By harnessing a force that generally makes matter stick together, a team of researchers from the University of St. Andrews that had previously demonstrated that invisibility cloaks could one day be feasible, showed that they can levitate objects by reversing the effects of the Casimir force. The same phenomenon is said to be able to levitate a whole person in the near future.

The Casimir effect is a physical consequence of quantum mechanics and is manifested through the Casimir-Polder force acting on objects separated by distances as small as a few micrometers. It can either be expressed through a force of attraction or repulsion depending on the configuration of the objects. It is neither of electromagnetic nor of gravitational nature, but rather due to fluctuations of energy in the space-time fabric, and is one of the forces that make atoms bundle together.
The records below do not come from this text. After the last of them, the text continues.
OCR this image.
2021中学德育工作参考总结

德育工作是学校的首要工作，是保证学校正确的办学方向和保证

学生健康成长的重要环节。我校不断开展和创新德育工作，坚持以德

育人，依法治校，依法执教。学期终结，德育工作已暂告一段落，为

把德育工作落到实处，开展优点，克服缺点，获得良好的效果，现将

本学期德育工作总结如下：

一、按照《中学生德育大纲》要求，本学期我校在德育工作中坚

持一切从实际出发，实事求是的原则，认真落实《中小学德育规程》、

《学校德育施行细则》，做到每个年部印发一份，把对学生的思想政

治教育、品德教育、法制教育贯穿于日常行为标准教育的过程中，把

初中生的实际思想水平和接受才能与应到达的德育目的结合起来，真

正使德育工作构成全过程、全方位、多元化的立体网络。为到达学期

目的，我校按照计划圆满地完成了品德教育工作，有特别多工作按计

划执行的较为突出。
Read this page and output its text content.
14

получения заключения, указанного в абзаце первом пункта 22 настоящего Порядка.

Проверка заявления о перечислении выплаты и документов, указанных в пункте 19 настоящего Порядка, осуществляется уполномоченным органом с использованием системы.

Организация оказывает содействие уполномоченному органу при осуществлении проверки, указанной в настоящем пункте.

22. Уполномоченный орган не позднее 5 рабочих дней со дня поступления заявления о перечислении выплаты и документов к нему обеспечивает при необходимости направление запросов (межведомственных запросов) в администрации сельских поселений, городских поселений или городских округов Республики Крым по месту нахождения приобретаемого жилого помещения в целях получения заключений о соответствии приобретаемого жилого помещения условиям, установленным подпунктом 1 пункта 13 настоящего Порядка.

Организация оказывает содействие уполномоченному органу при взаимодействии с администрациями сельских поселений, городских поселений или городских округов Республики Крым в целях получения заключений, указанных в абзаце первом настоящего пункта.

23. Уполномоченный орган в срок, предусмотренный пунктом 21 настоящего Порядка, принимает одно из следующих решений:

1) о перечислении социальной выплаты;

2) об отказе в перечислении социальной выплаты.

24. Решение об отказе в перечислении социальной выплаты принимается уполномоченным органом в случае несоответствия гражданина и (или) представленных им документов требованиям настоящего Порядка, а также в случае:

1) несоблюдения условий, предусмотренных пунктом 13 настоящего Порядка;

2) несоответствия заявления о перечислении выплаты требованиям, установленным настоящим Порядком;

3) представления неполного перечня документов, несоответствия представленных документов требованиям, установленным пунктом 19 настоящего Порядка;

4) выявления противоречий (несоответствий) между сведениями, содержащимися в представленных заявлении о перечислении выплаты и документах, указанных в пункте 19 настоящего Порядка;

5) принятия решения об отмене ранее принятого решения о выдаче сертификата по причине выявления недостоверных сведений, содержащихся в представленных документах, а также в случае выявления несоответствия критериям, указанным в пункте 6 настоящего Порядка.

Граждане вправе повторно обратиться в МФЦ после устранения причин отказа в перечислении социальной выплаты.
With the help of a special lens, professor Ulf Leonhardt and Dr Thomas Philbin from the St Andrews university claim to have been able to engineer a Casimir force that only repels objects. In nanotechnology, the Casimir force can cause quite a lot of trouble while trying to build electrical circuits or tiny mechanical devices, but the findings of the St Andrews research team may solve some of them by making objects repel instead of attracting each other.

"The Casimir force is the ultimate cause of friction in the nano-world, in particular in some microelectromechanical systems. Such systems already play an important role - for example tiny mechanical devices which trigger a car airbag to inflate or those which power tiny 'lab on chip' devices used for drugs testing or chemical analysis. Micro or nano machines could run smoother and with less or no friction at all if one can manipulate the force", said professor Leonhardt.

The technology to levitate objects as big as a human being is already available; however, this is the first time when the Casimir effect is mentioned for such an application. Although, the Casimir-Polder force acts on very small distances, usually between objects under a micrometer apart, the newly designed lens may be able to considerably extend that distance, said Dr Philbin.

The St Andrews team is just one of the three in UK that reported having achieved invisibility in certain light wavelengths by bending electromagnetic waves around an object.